A COSY Midwestern town, population 1,260 – and rapidly depleting – is the pleasantly green and tranquil setting for a bloodthirsty apocalypse in The Crazies.

The film is executive produced by George A Romero, who redefined the horror genre with Night Of The Living Dead.

And Breck Eisner's suspenseful yarn pays homage to the 1968 zombie classic, with experimental bio-weapons as the contemporary trigger for the mayhem.

Ignoring the terrible title, The Crazies sustains tension well and peppers the escape from the quarantined town with lots of shocks to ensure more popcorn ends up on the floor than in your mouth.

Eisner, who directed Sahara, skilfully orchestrates the action sequences.

A fight in a mortuary involving a small, electrical saw will have men in the audience wincing with sympathy pains.

And a showdown in an automatic car wash uses soap suds on the windshield to effectively conceal an attack from one of the infected until the very last moment.

The film opens with a raging inferno sweeping through Ogden Marsh.

Then it rewinds two days to meet Sheriff David Dutton (Timothy Olyphant), who presides over the God-fearing residents with his deputy, Russell (Joe Anderson).

An unfortunate incident on the baseball field casts a dark shadow over the picture postcard town, but this is just the start of the nightmare.

Family man Bill Farnum (Brett Rickaby) commits a horrific act against his wife Deardra (Christie Lynn Smith) and child (Preston Bailey), and is thrown in the police cells.

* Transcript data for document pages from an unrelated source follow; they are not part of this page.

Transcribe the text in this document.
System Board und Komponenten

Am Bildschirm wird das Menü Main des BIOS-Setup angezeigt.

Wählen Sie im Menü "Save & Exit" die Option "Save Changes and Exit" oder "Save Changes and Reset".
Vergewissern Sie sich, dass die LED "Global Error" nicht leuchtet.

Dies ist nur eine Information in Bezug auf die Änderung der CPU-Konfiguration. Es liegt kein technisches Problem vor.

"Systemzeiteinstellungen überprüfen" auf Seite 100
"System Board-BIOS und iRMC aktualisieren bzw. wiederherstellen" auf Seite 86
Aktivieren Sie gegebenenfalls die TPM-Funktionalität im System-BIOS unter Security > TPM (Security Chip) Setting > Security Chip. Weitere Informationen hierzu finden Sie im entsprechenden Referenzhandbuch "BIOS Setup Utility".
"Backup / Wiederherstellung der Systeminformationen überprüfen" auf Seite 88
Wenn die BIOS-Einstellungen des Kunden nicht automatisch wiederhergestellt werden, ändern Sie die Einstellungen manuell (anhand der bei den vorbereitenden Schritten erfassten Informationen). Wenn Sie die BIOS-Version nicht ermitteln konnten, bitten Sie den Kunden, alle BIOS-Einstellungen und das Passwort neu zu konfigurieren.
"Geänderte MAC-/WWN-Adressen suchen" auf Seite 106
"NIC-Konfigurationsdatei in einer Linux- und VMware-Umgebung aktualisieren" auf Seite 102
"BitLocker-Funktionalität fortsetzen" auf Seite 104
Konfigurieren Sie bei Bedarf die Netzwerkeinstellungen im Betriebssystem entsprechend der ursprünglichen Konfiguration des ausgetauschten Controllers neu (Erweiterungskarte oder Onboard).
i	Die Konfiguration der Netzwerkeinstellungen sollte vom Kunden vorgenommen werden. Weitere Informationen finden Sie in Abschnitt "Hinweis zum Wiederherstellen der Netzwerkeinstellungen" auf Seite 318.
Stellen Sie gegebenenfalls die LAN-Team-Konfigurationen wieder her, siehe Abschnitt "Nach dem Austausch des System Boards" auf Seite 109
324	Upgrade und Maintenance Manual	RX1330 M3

The change in the temperament of friends and neighbours troubles David, and he discovers the answer in the local creek which feeds into the water supply.

Before he can contain the problem, masked soldiers storm the town.

Judy is condemned to isolation with the other infected residents.

But the sheriff refuses to leave his wife, and embarks on a suicide rescue mission.

The Crazies should satiate the blood lust of horror fans, as large numbers of residents are culled by gun, kitchen knife, garden fork and flame thrower.

Meanwhile, Olyphant is a likeable, yet flawed, lead, who allows his love for the people around him to blind him.

The denouement veers wildly toward implausibility to deliver an almighty bang.

But it does neatly set up a potential sequel.